Política e Administração Pública

PRB defende reforma para fortalecer a Previdência Social, diz novo líder

19/02/2016 - 16:40  

Lucio Bernardo Junior/Câmara dos Deputados
Márcio Marinho
Márcio Marinho: o PRB vai trabalhar por uma agenda de retomada do crescimento econômico

Partido da base aliada, o PRB ainda não definiu uma posição sobre a proposta de recriação da CPMF, defendida pelo governo da presidente Dilma Rousseff, mas é favorável a uma reforma que fortaleça a Previdência Social.

A afirmação é do novo líder do partido, deputado Márcio Marinho (PRB-BA), escolhido no início do mês pela bancada para substituir Celso Russomanno (SP). Natural de Cabo Frio (RJ), 45 anos, Marinho está no partido desde 2009. No ano passado, presidiu a Comissão do Esporte da Câmara dos Deputados.

Segundo ele, o PRB vai trabalhar por uma agenda de retomada do crescimento econômico. Marinho disse ainda que o partido é favorável à prorrogação da Desvinculação de Receitas da União (DRU), o mecanismo usado pelo governo para flexibilizar a destinação das receitas vinculadas.

A Agência Câmara está publicando entrevistas com todos os líderes de bancadas escolhidos ou reconduzidos neste ano.

Quais as prioridades da bancada para 2016?
Sabemos que este ano é de vários desafios. E como líder de uma bancada, a responsabilidade é muito grande. Não tem como estarmos distantes dos anseios da população. As prioridades são as prioridades que todo cidadão quer: ver o País desenvolver, ver o País crescer. É isso que o PRB quer.

Com relação à CPMF, qual a posição da bancada?
Nós estamos discutindo muito essa questão.
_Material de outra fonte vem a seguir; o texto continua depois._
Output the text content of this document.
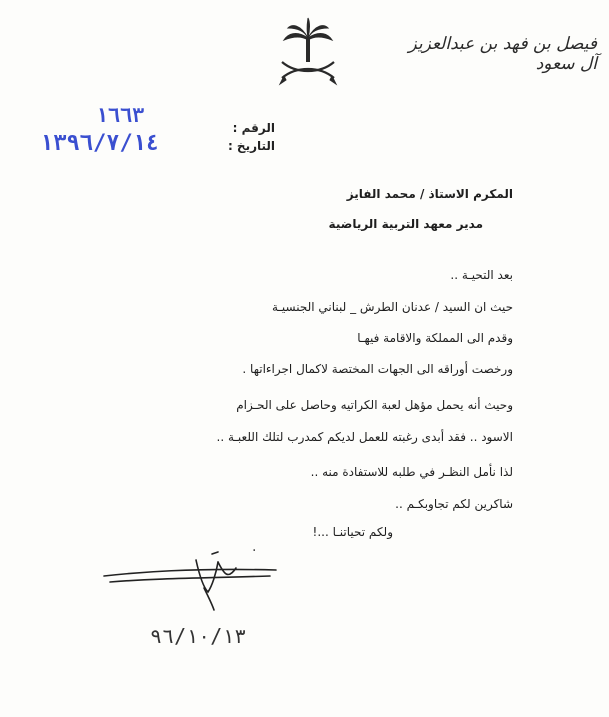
فيصل بن فهد بن عبدالعزيز آل سعود
١٦٦٣
١٣٩٦/٧/١٤
الرقم :
التاريخ :
المكرم الاستاذ / محمد الفايز
مدير معهد التربية الرياضية
بعد التحيـة ..
حيث ان السيد / عدنان الطرش _ لبناني الجنسيـة
وقدم الى المملكة والاقامة فيهـا
ورخصت أوراقه الى الجهات المختصة لاكمال اجراءاتها .
وحيث أنه يحمل مؤهل لعبة الكراتيه وحاصل على الحـزام
الاسود .. فقد أبدى رغبته للعمل لديكم كمدرب لتلك اللعبـة ..
لذا نأمل النظـر في طلبه للاستفادة منه ..
شاكرين لكم تجاوبكـم ..
ولكم تحياتنـا ...!
·
٩٦/١٠/١٣
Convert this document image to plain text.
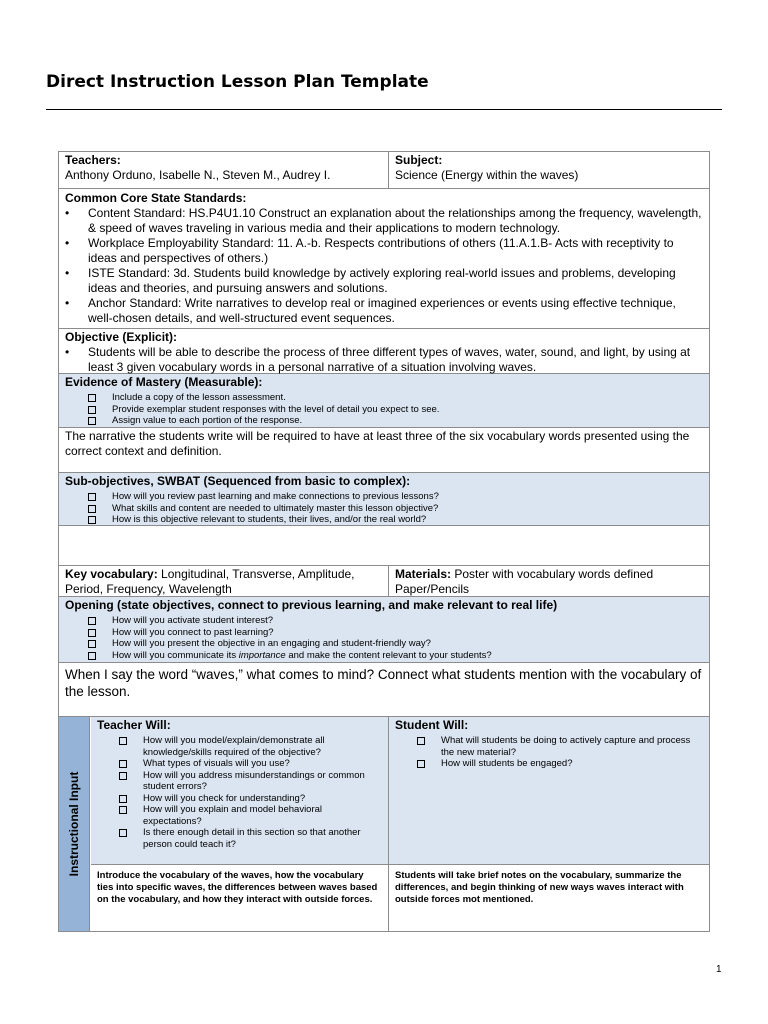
Direct Instruction Lesson Plan Template
Teachers:
Anthony Orduno, Isabelle N., Steven M., Audrey I.
Subject:
Science (Energy within the waves)
Common Core State Standards:
• Content Standard: HS.P4U1.10 Construct an explanation about the relationships among the frequency, wavelength, & speed of waves traveling in various media and their applications to modern technology.
• Workplace Employability Standard: 11. A.-b. Respects contributions of others (11.A.1.B- Acts with receptivity to ideas and perspectives of others.)
• ISTE Standard: 3d. Students build knowledge by actively exploring real-world issues and problems, developing ideas and theories, and pursuing answers and solutions.
• Anchor Standard: Write narratives to develop real or imagined experiences or events using effective technique, well-chosen details, and well-structured event sequences.
Objective (Explicit):
• Students will be able to describe the process of three different types of waves, water, sound, and light, by using at least 3 given vocabulary words in a personal narrative of a situation involving waves.
Evidence of Mastery (Measurable):
Include a copy of the lesson assessment.
Provide exemplar student responses with the level of detail you expect to see.
Assign value to each portion of the response.
The narrative the students write will be required to have at least three of the six vocabulary words presented using the correct context and definition.
Sub-objectives, SWBAT (Sequenced from basic to complex):
How will you review past learning and make connections to previous lessons?
What skills and content are needed to ultimately master this lesson objective?
How is this objective relevant to students, their lives, and/or the real world?
Key vocabulary: Longitudinal, Transverse, Amplitude, Period, Frequency, Wavelength
Materials: Poster with vocabulary words defined Paper/Pencils
Opening (state objectives, connect to previous learning, and make relevant to real life)
How will you activate student interest?
How will you connect to past learning?
How will you present the objective in an engaging and student-friendly way?
How will you communicate its importance and make the content relevant to your students?
When I say the word “waves,” what comes to mind? Connect what students mention with the vocabulary of the lesson.
Instructional Input
Teacher Will:
How will you model/explain/demonstrate all knowledge/skills required of the objective?
What types of visuals will you use?
How will you address misunderstandings or common student errors?
How will you check for understanding?
How will you explain and model behavioral expectations?
Is there enough detail in this section so that another person could teach it?
Student Will:
What will students be doing to actively capture and process the new material?
How will students be engaged?
Introduce the vocabulary of the waves, how the vocabulary ties into specific waves, the differences between waves based on the vocabulary, and how they interact with outside forces.
Students will take brief notes on the vocabulary, summarize the differences, and begin thinking of new ways waves interact with outside forces mot mentioned.
1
Não temos uma decisão certa. As pessoas não aguentam mais falar de aumento de impostos. E a gente sabe da dificuldade que o governo federal tem passado. Aí ele tem dois caminhos: diminuir suas despesas ou criar mais impostos. O povo não aguenta mais. Sabemos que existem outros mecanismos que o governo pode usar. Dentro da nossa bancada, estamos discutindo ainda.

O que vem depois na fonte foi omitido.